I think you mean REJECT every character other than a-z, A-Z, etc. In the context of the original question, :Escape: meant, how can I refer to those special characters in a regular expression. And a good way to do that is to use unicode sequences.

But, you are asking something different. I think you are asking, how do I get a regular expression that matches "anything except a known-good range of characters"?

This is a regex question, not an Apigee question. So you can find the answer in any regex information source. I think what you want is a exclusion range.
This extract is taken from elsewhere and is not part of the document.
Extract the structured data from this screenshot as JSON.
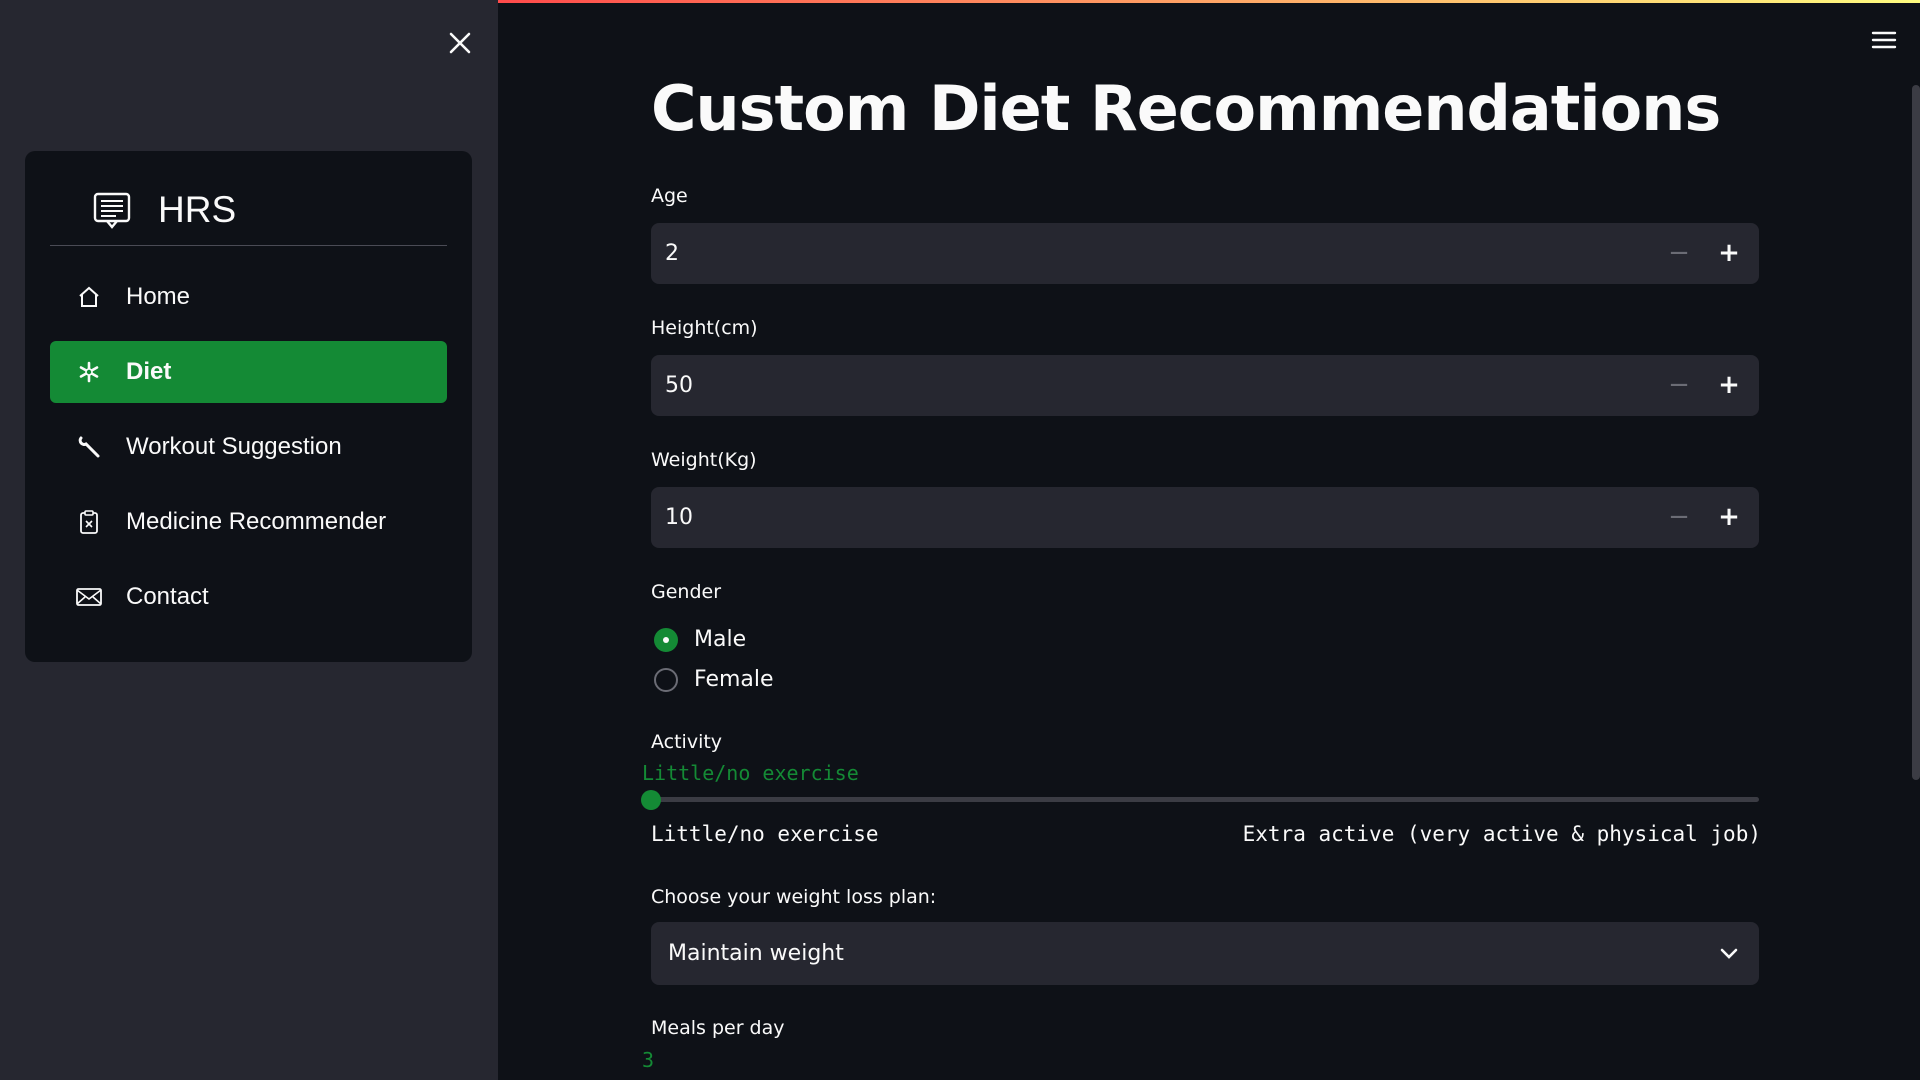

You express this in regex using square brackets and specifying the caret (^) as the first character, followed by the characters outside the range. Therefore [^a-z] matches anything that does not fall in the range a-z. And [^a-zA-Z0-9] matches anything that is not a-z, and is not A-Z, and is also not 0-9. A string like foo_bar would match, because the underscore character falls outside of all those ranges.  A string like foobar would not match that regex. "foobar" has no characters that fall outside the excluded range. 

You can use an online tool like this one to test regular expressions dynamically.  There are slight differences in regex engines, mostly around edge cases or special flags. If you use a tool that allows you to select the engine (Python, PCRE, etc), choose Java. Apigee uses the Java Regex engine. For the case you're talking about here - a  simple exclusion range - all of the major regex engines behave the same way.